What observability tools were used to confirm that the target of the test was actually being tested properly?
I've performed, and also debugged, a lot of these cloud comparison benchmarks, and it's very, very easy to have bogus results due to some misconfiguration.
What is the total file size for the fio runs? (And, what is the intended working set size?) Was fio configured to bypass the file system cache and perform I/O directly to disk? (And if so, what is the rationale for bypassing it?[1]) Was iostat or other tools run during the benchmark to confirm that fio was configured and operating correctly, and that the results could be trusted? Was the same version of fio used, and built with the same compiler (same binary?).
The 118 page report does not include the actual fio commands used.
[1] Disk I/O latency can be a serious issue in cloud environments, and one that vendors can address by incorporating additional levels of storage I/O cache (eg, in the hypervisor). Picking benchmarks that bypass discourages vendors from doing this, which is not ultimately good for our industry.
The intent of the fio testing was to measure block storage not cache I/O. direct I/O was set in fio configs, but is usually not honored by the hypervisor. During run-up a 100% fill test was performed using refill_buffers and scramble_buffers to break out of cache. Then optimal iodepth settings are determined for each workload and block size by running short tests with incrementing iodepth settings (targeted for maximum iops). Once iodepth is determined, 3 iterations of tests are performed, each with 36 workloads (18 block sizes, random + sequential). Each of these is 15 minutes (5 minute ramp_time, 10 minute runtime). Since asynchronous IO and variable iodepth settings were used, latency wasn't compared. Total test time per instance for run-up and 3 iterations was about 36 hours. fio configs are available here (iodepth and device designation are added at runtime):
Thanks, but I disagree with the approach of only showing storage benchmarks with disabled caches. Production workloads will encounter variance between the providers thanks to different caches and behaviors of handling direct I/O. I'd include direct I/O results _with_ cached results, so that I wasn't misleading my customers.

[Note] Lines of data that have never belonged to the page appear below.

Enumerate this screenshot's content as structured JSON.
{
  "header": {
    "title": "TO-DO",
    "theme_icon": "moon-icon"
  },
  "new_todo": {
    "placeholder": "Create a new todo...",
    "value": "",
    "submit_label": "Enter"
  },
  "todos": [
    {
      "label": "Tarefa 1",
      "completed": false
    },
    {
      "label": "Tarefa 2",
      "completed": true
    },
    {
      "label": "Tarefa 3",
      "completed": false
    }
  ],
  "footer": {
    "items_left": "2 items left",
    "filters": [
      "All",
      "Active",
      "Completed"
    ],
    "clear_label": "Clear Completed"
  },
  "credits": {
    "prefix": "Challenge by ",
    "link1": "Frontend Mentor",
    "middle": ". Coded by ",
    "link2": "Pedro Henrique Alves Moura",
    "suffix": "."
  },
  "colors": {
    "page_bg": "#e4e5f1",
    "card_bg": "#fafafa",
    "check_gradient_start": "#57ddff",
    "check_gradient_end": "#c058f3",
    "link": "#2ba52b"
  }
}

I know what I'm suggesting is not the current norm for cloud evaluations. And I believe the current norm is wrong.
The more important question is how the benchmarks were analyzed -- what other tools were run to confirm that they measured what they were supposed to?
Good point - user experience may include cached and non-cached I/O so it would be beneficial to include both in this type of analysis.
The benchmarks binaries, configurations and runtime settings were generally consistent for instance types of the same size across services, but we didn't verify efficacy of the benchmarks as they ran.
wow, I was expecting to hear "We couldn't do much to remove the caches from the equation", but it looks like you guys put a lot of work into doing what you could.
Excellent work, thanks for doing a quality job on this.
I've performed, and also debugged, a lot of these cloud comparison benchmarks, and it's very, very easy to have bogus results due to some misconfiguration.